Yes, my girl was "all" broodmare  :Smile:   She does have really nice bloodlines and a very good personality, but still, to many horses out there right now. She is a bit to fast for Western Pleasure, so they stopped breeding her as her foals inherited her sweeping gaits, they just weren't "slow" enough for what they wanted...

She was broke at 2, then used as a broodmare exclusively until 11. Then she was rode once in a blue moon before I bought her. She had a LOT to learn, but it was fun. She is a very good girl. Opinionated for sure, but doesn't do anything "bad". Just "thinks" to much. She likes to do things before you even ask of her. 

She is in pretty good shape for being 14, people constantly think she is younger. I try to feed her well and use her to keep her healthy and conditioned. No hard riding.  She is really sound as well, but I have started her on Adequan injections (IM) to make sure her joints stay healthy !

I don't show. To much politics in it for my taste. I just like to enjoy horses and my time with her. No stress  :Wink:  I ride her western and english, but nothing competitive.

She is also done having babies !!! If it was easier and safer I'd have her spayed. She doesn't get marish during her season, but it would be easier on her to just not have seasons anymore, I'm sure !

I love that silly girl.

----------


## SlitherinSisters

Yeah that western stuff drives me nuts. I don't want a slow poke horse! My sisters horse fits that bill perfectly, but showing wasn't bred in her enough to make her lope all funky. I totally agree with the show politics, it's ridiculous! Even the 4-H shows you have to have a 2k dollar saddle if you expect to get anything better than 4th place  :Roll Eyes (Sarcastic):  I've done some shows just for fun, but my favorite is after the show when they do the rodeo competition stuff! I would love to barrels some day. That's what the filly was supposed to be for, but I think she's going to be too pokey, lol. Her father is a halter champ and her mom is my sister's lazy bones mare, not too great of planning there  :ROFL:  She's an awesome filly though. 

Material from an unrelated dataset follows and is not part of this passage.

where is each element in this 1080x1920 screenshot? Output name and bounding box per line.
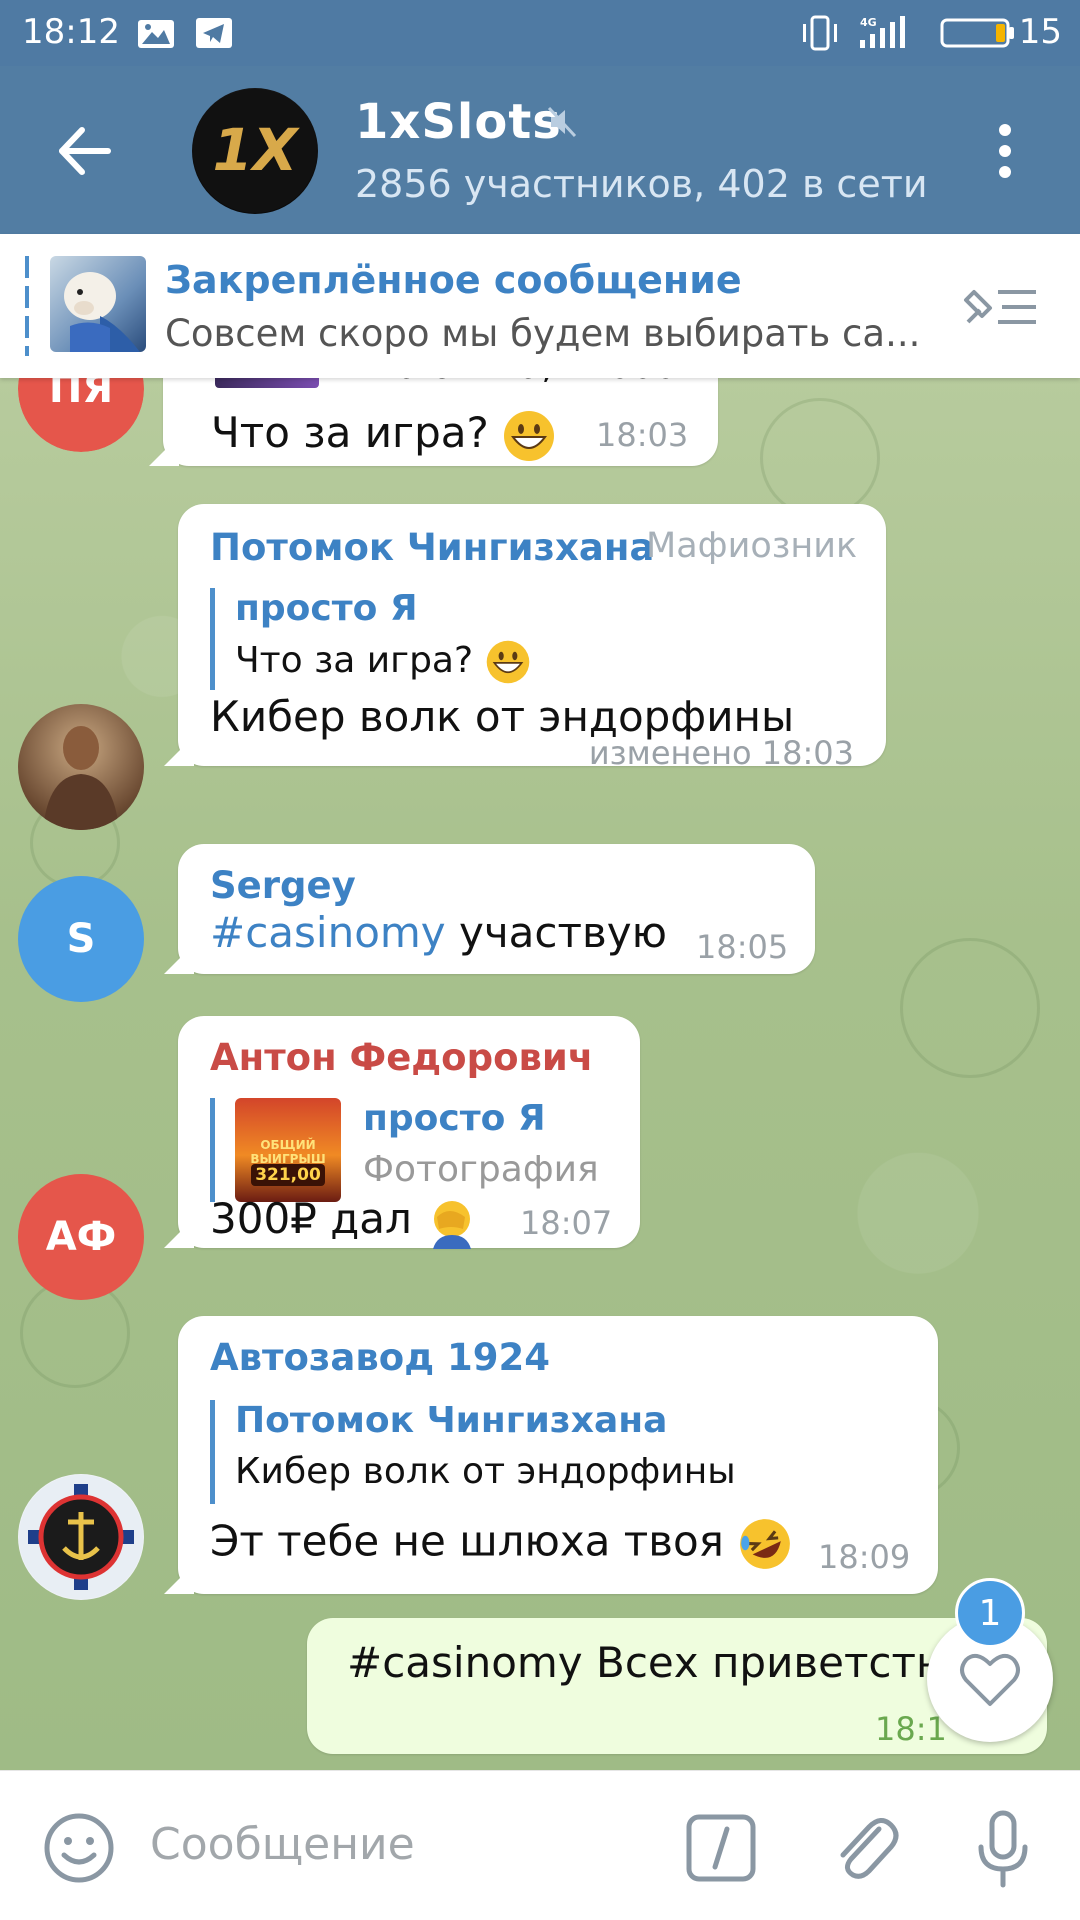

Your mare has some great muscle tone, she's just gorgeous! I wish my mare was young again, she's 22 now  :Sad:   Your mare is still in her prime!!! Horses can live forever if you give them something to live for. A friend of ours had one make it to 45 and another to 42. I still ride my mare, but not has hard as I did a year ago. She's finally starting to feel her age, although I did take her out a couple weeks ago and just let her go. She's all spirit, sort of like a wound up rubber band!

----------